The Purpose of Machining Variation Analysis
Machining Variation Analysis (MVA) is a powerful technique for analyzing the accuracy of machine tools. It allows manufacturing engineers to predict the true shape of a manufactured part including the effects of random and systematic variation. Thus, MVA improves design and manufacturing practice by giving feedback on the effects of design decisions on the quality of manufactured parts.
What Machining Variation Analysis Does
Machining Variation Analysis allows the designer or operator of machine tools to simulate the production of specific parts on specific machines. The user provides information on the nominal geometry of the part, the construction of the machine, the shape of the cutting tool, and sources of error in the machine's operation. The sources of error can include machine parametric error, fixturing error, sensor noise, etc.

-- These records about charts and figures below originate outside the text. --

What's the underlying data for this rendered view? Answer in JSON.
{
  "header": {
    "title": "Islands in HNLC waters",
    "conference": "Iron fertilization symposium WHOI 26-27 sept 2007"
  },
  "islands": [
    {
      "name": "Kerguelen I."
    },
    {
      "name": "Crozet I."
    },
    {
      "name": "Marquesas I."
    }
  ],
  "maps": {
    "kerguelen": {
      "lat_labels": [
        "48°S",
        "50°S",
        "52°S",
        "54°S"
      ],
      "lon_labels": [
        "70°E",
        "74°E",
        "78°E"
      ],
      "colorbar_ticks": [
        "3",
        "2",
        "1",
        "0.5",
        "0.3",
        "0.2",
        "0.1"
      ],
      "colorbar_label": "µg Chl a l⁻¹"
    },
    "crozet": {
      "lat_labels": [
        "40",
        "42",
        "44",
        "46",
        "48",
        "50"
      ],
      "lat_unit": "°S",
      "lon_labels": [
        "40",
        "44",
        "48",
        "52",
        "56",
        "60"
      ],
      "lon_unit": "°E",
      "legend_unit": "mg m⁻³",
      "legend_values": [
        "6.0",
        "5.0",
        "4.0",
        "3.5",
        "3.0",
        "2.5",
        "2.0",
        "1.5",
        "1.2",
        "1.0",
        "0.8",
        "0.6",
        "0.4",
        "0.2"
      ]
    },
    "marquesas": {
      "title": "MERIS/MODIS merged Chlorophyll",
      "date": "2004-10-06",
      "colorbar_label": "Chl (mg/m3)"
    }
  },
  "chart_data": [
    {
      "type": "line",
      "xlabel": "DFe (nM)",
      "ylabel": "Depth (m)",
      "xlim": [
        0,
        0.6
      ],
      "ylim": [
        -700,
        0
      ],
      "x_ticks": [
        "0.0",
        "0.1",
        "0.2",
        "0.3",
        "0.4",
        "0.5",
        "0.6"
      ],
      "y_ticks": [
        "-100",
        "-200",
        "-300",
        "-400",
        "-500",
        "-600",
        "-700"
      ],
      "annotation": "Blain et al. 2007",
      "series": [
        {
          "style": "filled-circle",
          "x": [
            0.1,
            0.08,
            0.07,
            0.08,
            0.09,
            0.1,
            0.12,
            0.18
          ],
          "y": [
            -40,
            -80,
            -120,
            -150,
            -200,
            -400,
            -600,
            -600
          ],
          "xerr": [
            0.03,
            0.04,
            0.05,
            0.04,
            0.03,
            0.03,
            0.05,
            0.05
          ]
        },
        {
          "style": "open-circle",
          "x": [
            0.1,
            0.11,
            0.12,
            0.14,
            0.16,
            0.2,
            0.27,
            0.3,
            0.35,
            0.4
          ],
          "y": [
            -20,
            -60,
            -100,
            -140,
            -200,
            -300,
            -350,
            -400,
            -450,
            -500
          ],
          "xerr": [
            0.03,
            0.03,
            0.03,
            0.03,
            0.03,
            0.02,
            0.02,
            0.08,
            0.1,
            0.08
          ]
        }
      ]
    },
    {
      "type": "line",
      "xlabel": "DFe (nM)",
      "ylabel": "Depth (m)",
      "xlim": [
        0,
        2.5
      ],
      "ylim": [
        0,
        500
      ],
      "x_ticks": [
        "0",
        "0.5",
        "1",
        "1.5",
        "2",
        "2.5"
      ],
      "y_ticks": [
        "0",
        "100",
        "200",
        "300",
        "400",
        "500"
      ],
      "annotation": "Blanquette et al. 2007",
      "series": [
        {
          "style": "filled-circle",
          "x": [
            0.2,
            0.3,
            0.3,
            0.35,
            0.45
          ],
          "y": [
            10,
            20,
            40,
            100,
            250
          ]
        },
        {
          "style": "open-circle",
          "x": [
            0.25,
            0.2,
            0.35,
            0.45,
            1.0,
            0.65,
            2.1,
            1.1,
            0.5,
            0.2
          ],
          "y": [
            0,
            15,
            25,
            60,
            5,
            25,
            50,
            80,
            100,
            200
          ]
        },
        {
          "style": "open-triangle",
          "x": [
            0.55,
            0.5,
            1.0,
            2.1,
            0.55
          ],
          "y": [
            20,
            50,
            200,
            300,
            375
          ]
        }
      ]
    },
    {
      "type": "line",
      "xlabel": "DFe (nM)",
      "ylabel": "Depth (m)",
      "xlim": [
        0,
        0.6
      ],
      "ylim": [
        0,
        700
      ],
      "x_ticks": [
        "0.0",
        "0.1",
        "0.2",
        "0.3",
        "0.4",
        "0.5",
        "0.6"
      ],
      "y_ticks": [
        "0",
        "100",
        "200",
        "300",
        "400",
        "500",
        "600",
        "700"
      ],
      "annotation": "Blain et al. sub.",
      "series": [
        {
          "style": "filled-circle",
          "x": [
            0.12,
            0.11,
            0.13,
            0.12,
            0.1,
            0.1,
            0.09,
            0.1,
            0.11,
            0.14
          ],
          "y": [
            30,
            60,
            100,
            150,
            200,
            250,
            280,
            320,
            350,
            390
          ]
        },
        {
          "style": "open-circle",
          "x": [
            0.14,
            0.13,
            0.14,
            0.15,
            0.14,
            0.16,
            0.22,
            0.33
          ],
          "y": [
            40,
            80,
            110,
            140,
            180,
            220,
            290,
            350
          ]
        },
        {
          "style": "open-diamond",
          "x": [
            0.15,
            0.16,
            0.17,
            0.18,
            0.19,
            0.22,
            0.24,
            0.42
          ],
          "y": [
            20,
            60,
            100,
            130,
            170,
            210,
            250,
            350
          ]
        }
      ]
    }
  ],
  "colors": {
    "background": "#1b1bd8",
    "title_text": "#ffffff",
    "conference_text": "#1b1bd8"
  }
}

With these user specified parameters, MVA determines the exact shape of the part including all the consequences of the specified errors in machine operation. Using that shape, MVA based software can compute the expected values of any tolerances held on the part as defined in geometric dimensioning and tolerancing (GD&T) including size, location, and form.
Further, MVA allows the designer to assign statistical characteristics such as mean, standard deviation, and distribution shape, to random errors. This permits calculation of yield rates, quality loss, and process capability.
How Machining Variation Analysis Works
Machining Variation Analysis models a machine tool as two chains of rigid bodies. One chain locates the workpiece, the other locates the cutting tool. MVA then animates this model, stepping through all the motions required to manufacture a specific part. MVA uses fundamentally new algorithms to precisely compute the swept envelope of the cutting tool as it moves with respect to the workpiece. Thus it can determine the exact part shape even for complicated tool paths of five axis machines. The unique swept envelope algorithm works even for complex cutting tool shapes such as those used in form grinding. To handle random errors, MVA creates a data base of "error signatures" for each source of error, then applies the Monte Carlo method to the data base. Thus, MVA can simultaneously handle systematic and random errors of any probability distribution.